According to the Federal Register, a RAP is not a claim. It is not called a claim when you are performing your billing and submitting it. Only the final claim is referred to as a claim during submission.
However, if that same RAP & final claim were to be reviewed and then, say they were to accuse you of fraud, at that time the RAP will be considered as a claim the same way the final is considered as a claim
The Medicare Claims Processing Manual says:
10.1.12 – Request for Anticipated Payment (RAP)
(Rev. 4489, Issued: 01-09-20, Effective: 01-01-20, Implementation: 07-01-19)

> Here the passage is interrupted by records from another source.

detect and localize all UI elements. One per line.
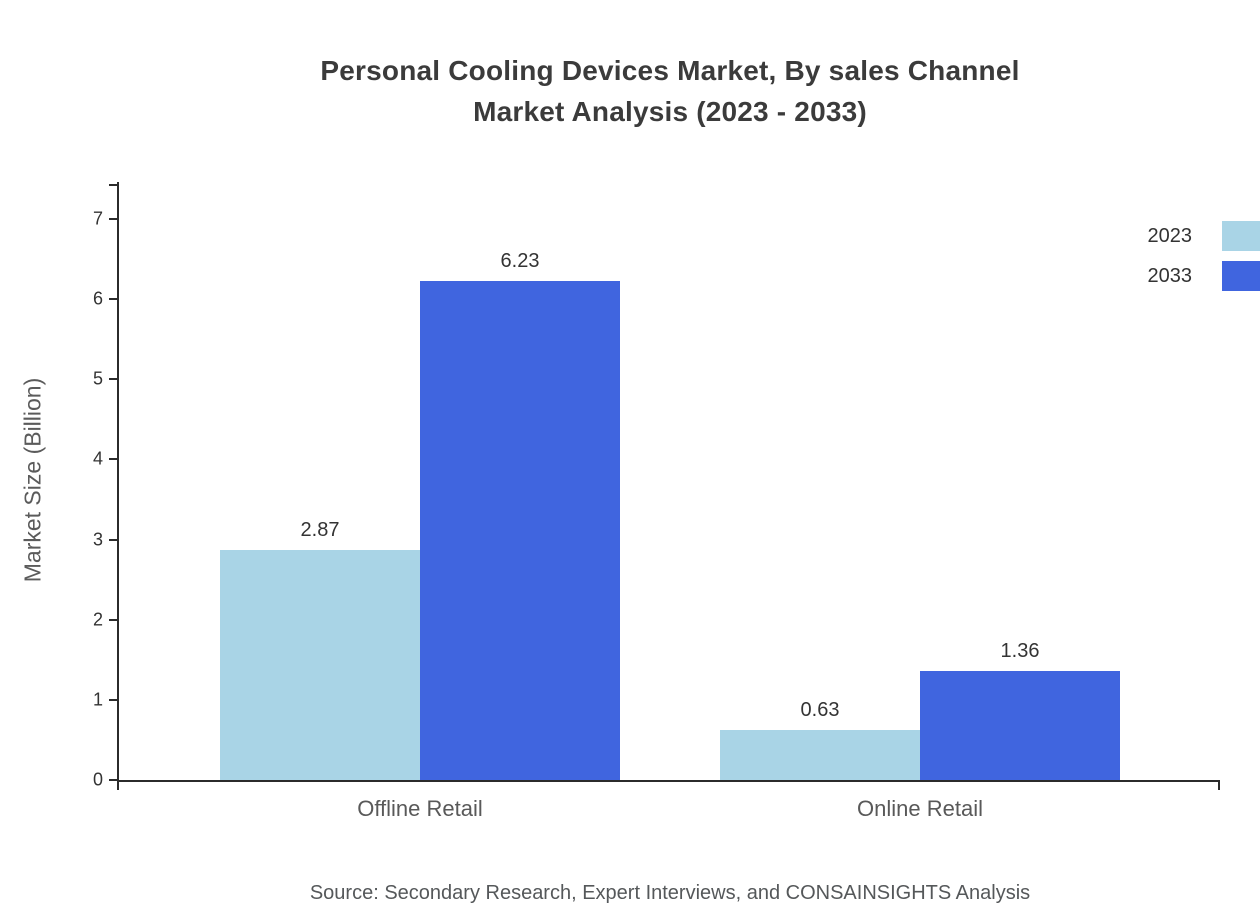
y-tick-mark — [109, 298, 117, 301]
bar-value-label: 1.36 — [1000, 640, 1040, 662]
y-tick-label: 6 — [92, 288, 103, 309]
legend-label-2023: 2023 — [1147, 224, 1193, 247]
y-tick-label: 5 — [92, 368, 103, 389]
y-axis-cap-tick — [109, 184, 117, 186]
chart-title-line2: Market Analysis (2023 - 2033) — [473, 96, 867, 127]
y-tick-label: 3 — [92, 529, 103, 550]
bar-2033-online-retail — [920, 671, 1120, 780]
y-axis-line — [117, 182, 119, 782]
bar-value-label: 2.87 — [300, 518, 340, 541]
y-tick-mark — [109, 538, 117, 541]
bar-2023-offline-retail — [220, 549, 420, 780]
y-tick-label: 7 — [92, 208, 103, 229]
chart-title-line1: Personal Cooling Devices Market, By sale… — [320, 55, 1020, 86]
bar-2023-online-retail — [720, 729, 920, 780]
y-tick-mark — [109, 378, 117, 381]
y-tick-label: 0 — [92, 769, 103, 790]
x-tick-label-online-retail: Online Retail — [857, 796, 983, 821]
y-tick-label: 1 — [92, 689, 103, 710]
y-tick-mark — [109, 698, 117, 701]
bar-value-label: 6.23 — [500, 249, 540, 272]
y-tick-mark — [109, 779, 117, 781]
legend-swatch-2033 — [1222, 261, 1260, 291]
x-axis-end-tick-left — [117, 782, 119, 790]
x-axis-line — [117, 780, 1220, 782]
chart-title: Personal Cooling Devices Market, By sale… — [0, 50, 1260, 132]
legend-swatch-2023 — [1222, 221, 1260, 251]
x-axis-end-tick-right — [1218, 782, 1220, 790]
y-tick-mark — [109, 218, 117, 220]
bar-value-label: 0.63 — [800, 698, 840, 721]
legend-item-2033: 2033 — [1148, 261, 1260, 291]
y-tick-mark — [109, 618, 117, 621]
y-tick-label: 4 — [92, 448, 103, 469]
legend-label-2033: 2033 — [1147, 264, 1193, 287]
bar-2033-offline-retail — [420, 280, 620, 780]
x-tick-label-offline-retail: Offline Retail — [357, 796, 483, 821]
y-tick-mark — [109, 458, 117, 461]
y-tick-label: 2 — [92, 609, 103, 630]
source-note: Source: Secondary Research, Expert Inter… — [309, 882, 1031, 904]
legend: 2023 2033 — [1148, 221, 1260, 301]
legend-item-2023: 2023 — [1148, 221, 1260, 251]
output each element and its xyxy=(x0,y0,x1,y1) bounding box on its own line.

The HHA submits a RAP to their A/B MAC (HHH) to request the initial split percentage
payment for an HH PPS episode/period. The RAP may be submitted after receiving
verbal orders and delivering at least one service to the beneficiary. Though they are
submitted on standard institutional claim formats, the RAP is not considered a Medicare
home health claim and is not subject to many of the stipulations applied to claims in
regulations. (NOTE: RAPs may be considered claims for purposes of other Federal laws
and regulations.) In particular, RAPs are not subject to the payment floor, are not subject
to interest payment if delayed in processing, and do not have appeal rights. Appeal rights
for the episode are attached to claims submitted at the end of the episode.I hope this helps to explain it.